As acusações de que os transgênicos representavam um problema de saúde pública, compreensíveis no passado pela falta de divulgação científica, perderam espaço com amplas pesquisas agora corretamente apresentadas. "Erramos por achar que nosso único cliente era o fazendeiro, para quem as vantagens eram óbvias", disse a VEJA Hugh Grant. CEO da Monsanto, a maior empresa de transgênicos do mundo (leia a íntegra da entrevista na pág. 86). "Notamos, depois, que precisávamos apresentar nosso produto para o consumidor final, sem arrogância."

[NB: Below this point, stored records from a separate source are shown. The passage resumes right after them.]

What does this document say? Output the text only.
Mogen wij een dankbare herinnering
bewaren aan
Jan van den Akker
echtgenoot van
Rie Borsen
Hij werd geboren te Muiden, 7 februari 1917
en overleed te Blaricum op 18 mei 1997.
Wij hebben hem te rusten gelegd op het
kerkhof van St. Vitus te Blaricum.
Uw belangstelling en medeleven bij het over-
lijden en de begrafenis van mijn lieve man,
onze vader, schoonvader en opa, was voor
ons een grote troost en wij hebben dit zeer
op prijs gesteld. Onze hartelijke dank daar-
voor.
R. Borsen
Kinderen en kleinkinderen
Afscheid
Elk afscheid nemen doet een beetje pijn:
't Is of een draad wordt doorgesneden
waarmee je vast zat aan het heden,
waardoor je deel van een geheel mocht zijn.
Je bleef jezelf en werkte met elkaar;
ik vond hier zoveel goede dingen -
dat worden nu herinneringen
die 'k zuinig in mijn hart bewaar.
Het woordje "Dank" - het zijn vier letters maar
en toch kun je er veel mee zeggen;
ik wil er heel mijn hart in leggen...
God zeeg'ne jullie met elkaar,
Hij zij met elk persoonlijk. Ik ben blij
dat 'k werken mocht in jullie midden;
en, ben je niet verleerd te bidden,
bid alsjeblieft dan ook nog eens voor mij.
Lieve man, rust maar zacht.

A atual aceitação pode ser medida de duas maneiras. Inicialmente, pela reação da sociedade. Mesmo lentamente, os transgênicos começam a ser compreendidos. Em 2003, muita gente desconhecia o que eram transgênicos - 36% nunca tinham ouvido falar, segundo o Ibope. Hoje é diferente, o conhecimento é mais disseminado. Há muito a avançar, mas a tendência é evidente. Outro modo, mais eficiente, de desenhar o sucesso é olhar diretamente para o solo. Entre 2005 e 2014, a produção de mudas modificadas cresceu 85% no Brasil, agora o segundo maior produtor do mundo, atrás apenas dos Estados Unidos. Hoje, 75% da área total de cultivo de grãos no país é de transgênicos. O fato de as sementes alteradas serem mais resistentes a herbicidas e inseticidas. além de renderem produções maiores e exigirem menos água na irrigação, resultou em uma economia de 12 bilhões de dólares no país em uma década. Do ponto de vista ambiental, há evidentes benefícios. Desde o início da popularização global da tecnologia, em 996, a substituição de plantios orgânicos pelos transgênicos levou à economia de 42,2 bilhões de litros de água, o suficiente para abastecer quase 1 milhão de pessoas durante um ano, e à eliminação da emissão de 930000 toneladas de dióxido de carbono, o C02 (responsável direto pelo aquecimento global), na atmosfera terrestre. A obviedade desses benefícios fez com que os protestos minguassem.